Der Brief ist mit roter Tinte geschrieben: »Den Tod selbst zu wählen scheint mir die einzige Mögli...« liest die Kommissarin. Die Schrift bricht mitten im Wort ab und verfließt zu einer unsicheren Wellenlinie. Marlene Kemper wartet, bis ein Spurensicherer die Fingerabdrücke von dem Füllfederhalter abgenommen hat. Dann streift sie sich ihre dünnen Gummihandschuhe über, schraubt den Füller auf und schreibt damit ein paar Worte in ihr Notizbuch. Die rote Tinte ist identisch mit der des Briefes. Auch Federform und Strichstärke stimmen überein.
»Er scheint Linkshänder gewesen zu sein!«, bemerkt einer der Spurensicherer und deutet auf die Armbanduhr, die Brandt am rechten Handgelenk trug.
»Chefin?« Marlene Kempers Kollege Nils Krüger kommt von der Befragung der Nachbarn zurück. Er klappt sein Notizbuch auf. »Interessante Neuigkeiten. Brandts Neffe Werner wurde heute schon einmal gegen 13 Uhr hier gesehen, also zu dem Zeitpunkt, als Brandt starb. Gegen 16 Uhr tauchte er ja wieder auf, wie wir wissen. Die Nachbarn sahen jedes Mal Werners Wagen in der Einfahrt zum Grundstück stehen. Werner profitiert übrigens vom Tod seines Onkels - Brandt hat keine leiblichen Kinder und machte deshalb Werner zu seinem Erben.«
»Gute Arbeit!« Marlene Kemper geht hinaus in den Vorraum, wo Werner Brandt darauf wartet, seine Aussage zu Protokoll zu geben. »Sie waren also gegen 13 Uhr schon einmal hier?«
Werner bleibt ruhig. »Ja«, sagt er zögernd. »Ich habe geklingelt, aber niemand machte auf. Also ging ich wieder.«
»Zu dieser Zeit starb Ihr Onkel«, wirft Krüger ein.
Werner schluckt. »War es Selbstmord?«, fragt er. »Ich habe mir in letzter Zeit Sorgen um Onkel Lothar gemacht. Er wirkte depressiv, hatte kaum noch Freude am Leben. Ich hatte mir vorgenommen, mich etwas mehr um ihn zu kümmern.

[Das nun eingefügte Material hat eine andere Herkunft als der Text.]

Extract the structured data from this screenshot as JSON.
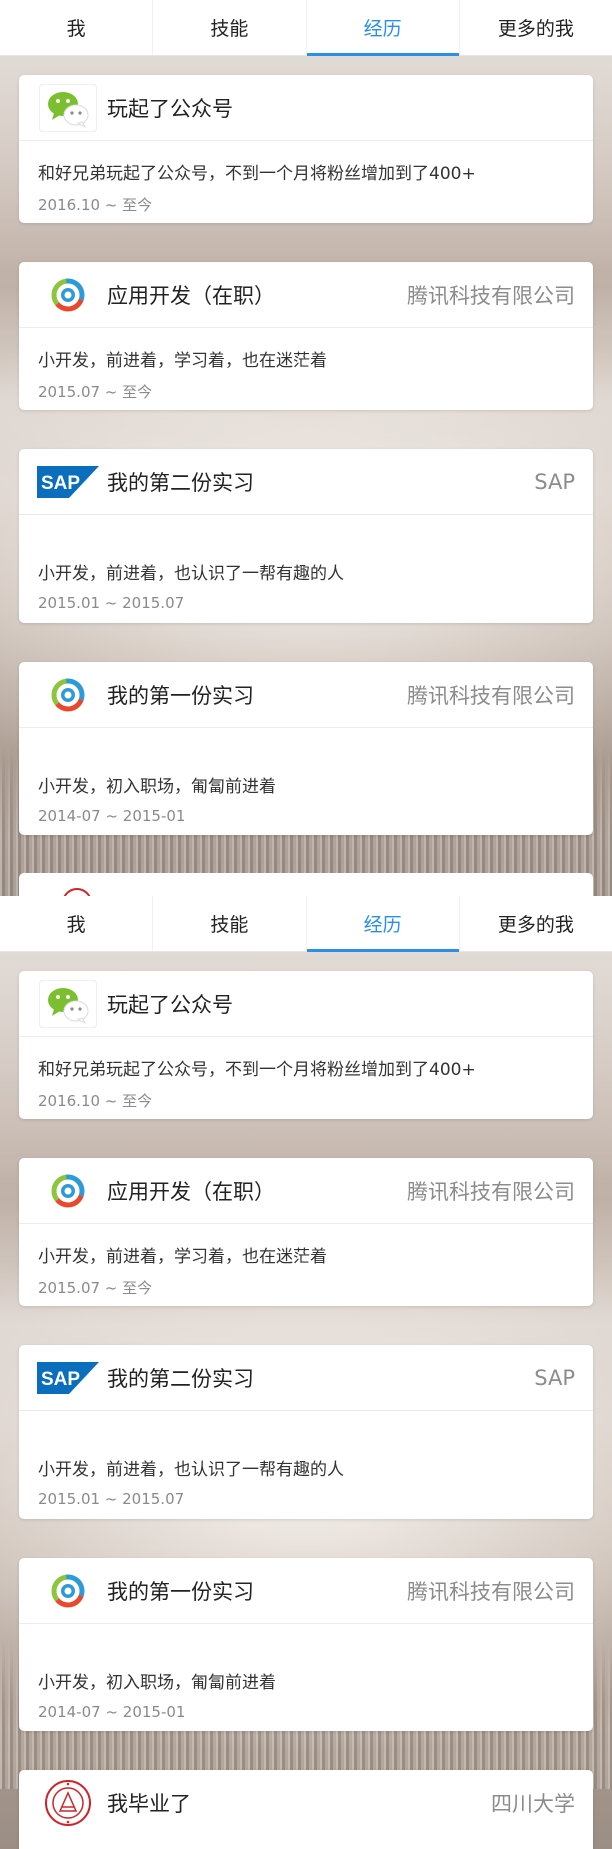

Doch dass er so labil war, dass er sich das Leben nehmen wollte, das habe ich nicht geahnt.«
»Ihr Onkel hat sich nicht das Leben genommen«, meint Kommissarin Marlene Kemper. »Der Selbstmord ist vorgetäuscht, Werner. Lothar Brandt wurde vergiftet. Dann hat der Täter den Abschiedsbrief gefälscht, damit es so aussah, als sei er beim Schreiben gestorben. Nur hat der Mörder dabei einen gravierenden Fehler gemacht.«
Werner Brandt starrt Marlene an. Er wird blass.
»Ich glaubte, es wird Zeit, dass Sie ein Geständnis ablegen, Werner«, meint Marlene.
Werners Lippen bewegen sich tonlos, bis er die Stimme wieder findet. »Ja«, flüstert er. »Ich habe das Wasser in Onkel Lothars Glas vergiftet, als ich ihn heute Mittag besuchte. Das Gift… habe ich mir von einem dubiosen Apotheker gegen Geld besorgt. Nachdem Onkel Lothar gestorben war, habe ich alles wie bei einem Selbstmord arrangiert.« Er sieht Marlene Kemper an. »Was habe ich falsch gemacht?«
Woran konnte Kommissarin Marlene Kemper erkennen, dass der Selbstmord vorgetäuscht war?
Lösung:
Wäre Lothar Brandt wirklich, wie es scheinen sollte, beim Schreiben seines Abschiedsbriefes gestorben, wäre der Füllfederhalter offen liegen geblieben. Doch als man die Leiche hochhob, fand man den Füller zugeschraubt.